Dietz UA, Wichelmann C, Wunder C, Kauczok J, Spor L, Strauß A, Wildenauer R, Jurowich C, Germer CT - Hernia (2012)

Bottom Line: Already in stage 3, 14 patients (73.68 %) could be weaned from respirator an average of 6.78 days after placement of the two-component mesh; 6 patients (31.57 %) could be mobilized on the edge of the bed and/or to a bedside chair after an average of 13 days.No mesh-related hematomas, seromas, or intestinal fistulas were observed.Long-term course in a large number of patients must still confirm this result.

View Article: PubMed Central - PubMed

Affiliation: Department of General, Gastrointestinal, Vascular and Pediatric Surgery, University Hospital of Wuerzburg, Oberduerrbacher Strasse 6, 97080, Wuerzburg, Germany. dietz_u@chirurgie.uni-wuerzburg.de

ABSTRACT

Purpose: Once open abdomen therapy has succeeded, the problem of closing the abdominal wall must be addressed. We present a new four-stage procedure involving the application of a two-component mesh and vacuum conditioning for abdominal wall closure of even large defects. The aim is to prevent the development of a giant ventral hernia and the eventual need for the repair of the abdominal wall.

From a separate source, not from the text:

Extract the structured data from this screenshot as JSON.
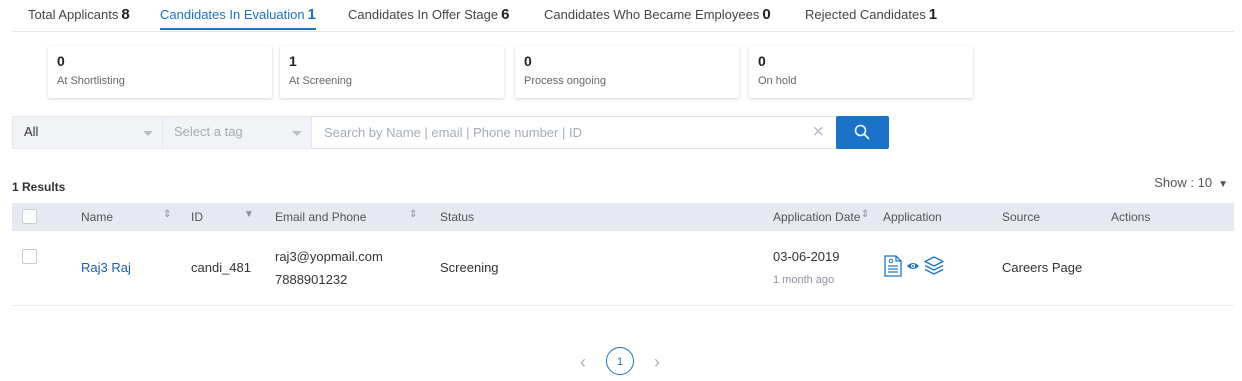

Methods: Nineteen of 62 patients treated by open abdomen over a two-year period could not receive primary abdominal wall closure. To achieve closure in these patients, we applied the following four-stage procedure: stage 1: abdominal damage control and conditioning of the abdominal wall; stage 2: attachment of a tailored two-component mesh of polyglycolic acid (PGA) and large pore polypropylene (PP) in intraperitoneal position (IPOM) plus placement of a vacuum bandage; stage 3: vacuum therapy for 3-4 weeks to allow granulation of the mesh and optimization of dermatotraction; stage 4: final skin suture. During stage 3, eligible patients were weaned from respirator and mobilized.

Results: The abdominal wall gap in the 19 patients ranged in size from 240 cm(2) to more than 900 cm(2). An average of 3.44 vacuum dressing changes over 19 days were required to achieve 60-100 % granulation of the surface area, so final skin suture could be made. Already in stage 3, 14 patients (73.68 %) could be weaned from respirator an average of 6.78 days after placement of the two-component mesh; 6 patients (31.57 %) could be mobilized on the edge of the bed and/or to a bedside chair after an average of 13 days. No mesh-related hematomas, seromas, or intestinal fistulas were observed.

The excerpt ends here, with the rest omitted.